Fighting cancer is like waging war. Like soldiers on a field of battle, oncologists need to target hostile cancer cells while avoiding collateral damage to friendly, healthy ones. Today, researchers from Virginia Tech and the University of California, Berkeley are working to arm medical professionals for this life-or-death struggle. Irreversible electroporation (IRE), a process that produces cell permeability through a reversible opening which then can be made into an irreversible opening, is a new and important weapon in doctors' medical arsenal. By creating this irreversible opening, IRE can target and kill cancer cells with superior accuracy.

Understanding Irreversible Electroporation (IRE)

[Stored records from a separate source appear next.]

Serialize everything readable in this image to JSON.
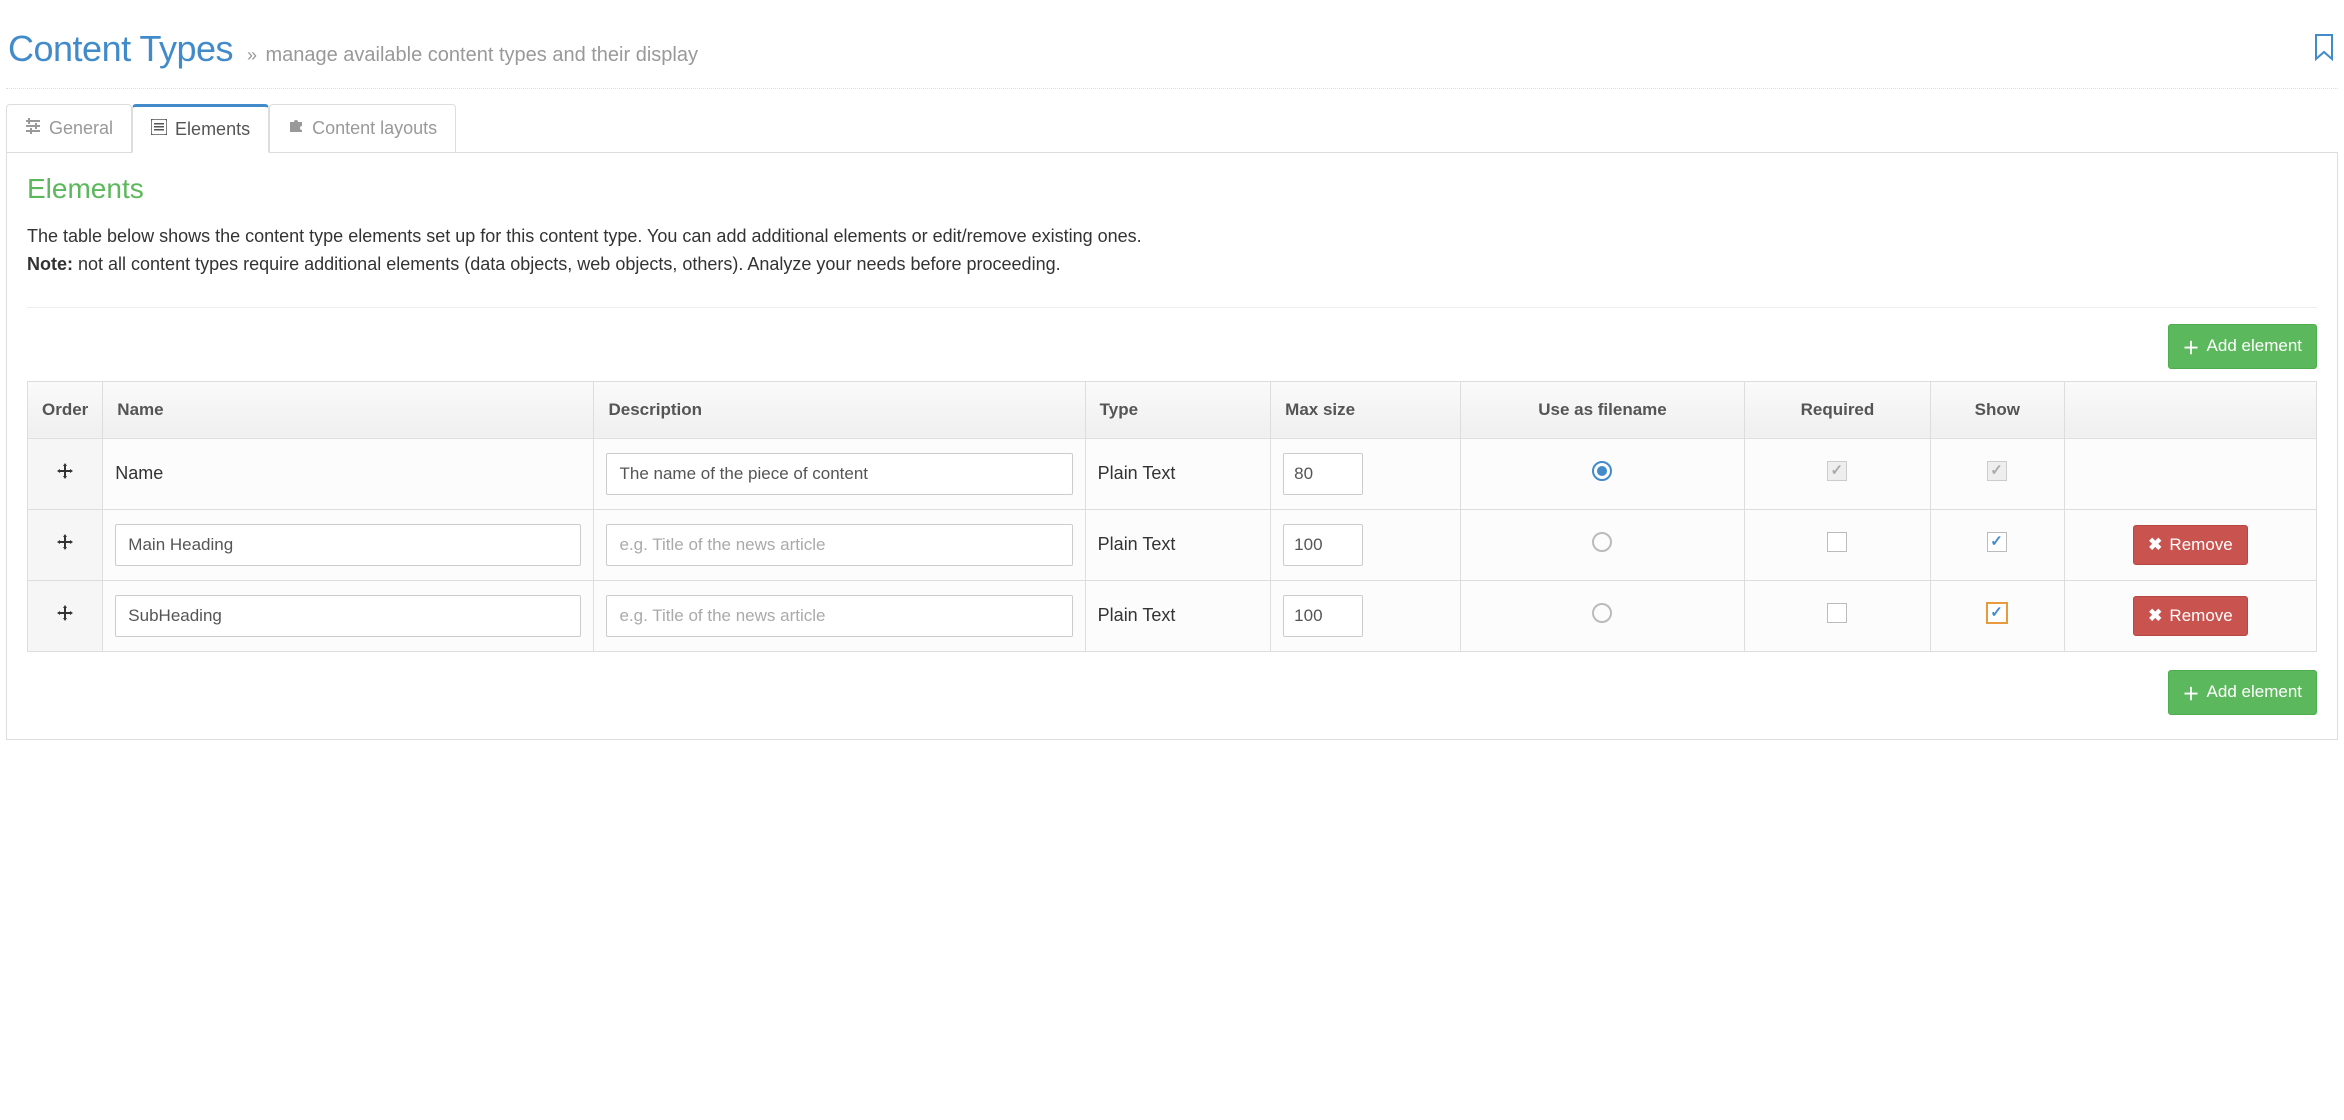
{
  "header": {
    "title": "Content Types",
    "subtitle": "manage available content types and their display"
  },
  "tabs": {
    "general": "General",
    "elements": "Elements",
    "layouts": "Content layouts"
  },
  "section": {
    "title": "Elements",
    "intro1": "The table below shows the content type elements set up for this content type. You can add additional elements or edit/remove existing ones.",
    "note_label": "Note:",
    "intro2": " not all content types require additional elements (data objects, web objects, others). Analyze your needs before proceeding."
  },
  "buttons": {
    "add_element": "Add element",
    "remove": "Remove"
  },
  "table": {
    "headers": {
      "order": "Order",
      "name": "Name",
      "description": "Description",
      "type": "Type",
      "maxsize": "Max size",
      "useas": "Use as filename",
      "required": "Required",
      "show": "Show"
    },
    "desc_placeholder": "e.g. Title of the news article",
    "rows": [
      {
        "name_text": "Name",
        "name_is_static": true,
        "description_value": "The name of the piece of content",
        "type": "Plain Text",
        "maxsize": "80",
        "use_as_filename": true,
        "required_checked": true,
        "required_disabled": true,
        "show_checked": true,
        "show_disabled": true,
        "show_focus": false,
        "removable": false
      },
      {
        "name_text": "Main Heading",
        "name_is_static": false,
        "description_value": "",
        "type": "Plain Text",
        "maxsize": "100",
        "use_as_filename": false,
        "required_checked": false,
        "required_disabled": false,
        "show_checked": true,
        "show_disabled": false,
        "show_focus": false,
        "removable": true
      },
      {
        "name_text": "SubHeading",
        "name_is_static": false,
        "description_value": "",
        "type": "Plain Text",
        "maxsize": "100",
        "use_as_filename": false,
        "required_checked": false,
        "required_disabled": false,
        "show_checked": true,
        "show_disabled": false,
        "show_focus": true,
        "removable": true
      }
    ]
  }
}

Irreversible electroporation (IRE) is better than the heating and freezing applications used by oncologists today. Although heating and freezing can be effective, it can damage healthy cells and miss malignant cells. Thanks to research by Rafael Davalos of Virginia Tech and Boris Rubinsky of the University of California-Berkeley, oncologists may soon have a better way to target cancer cells. With IRE, small electrodes are placed in and/or around the human body. These tiny electrodes cause small but intense electric pulses that permanently open tumor cells irreversibly in a matter of seconds. IRE does not require the administration of potentially harmful drugs, but destroys cancer cells while keeping the blood vessels of the human body intact.

Research, Clinical Trials and Prostate Cancer

Based on the results of their work with the livers of male Sprague-Daley rats, Davalos and Rubinsky hope to use IRE in clinical trials for patients with prostate cancer, the second most common cancer for American men. Although there are several surgical treatments for prostate cancer, common side effects include urinary problems and erectile dysfunction (ED). Fortunately, IRE can eliminate the need for surgery and target only the area of the tumor. Armed with encouraging results from animal research, Davalos and Rubinsky also forsee the use of IRE with several different types of cancer tumors.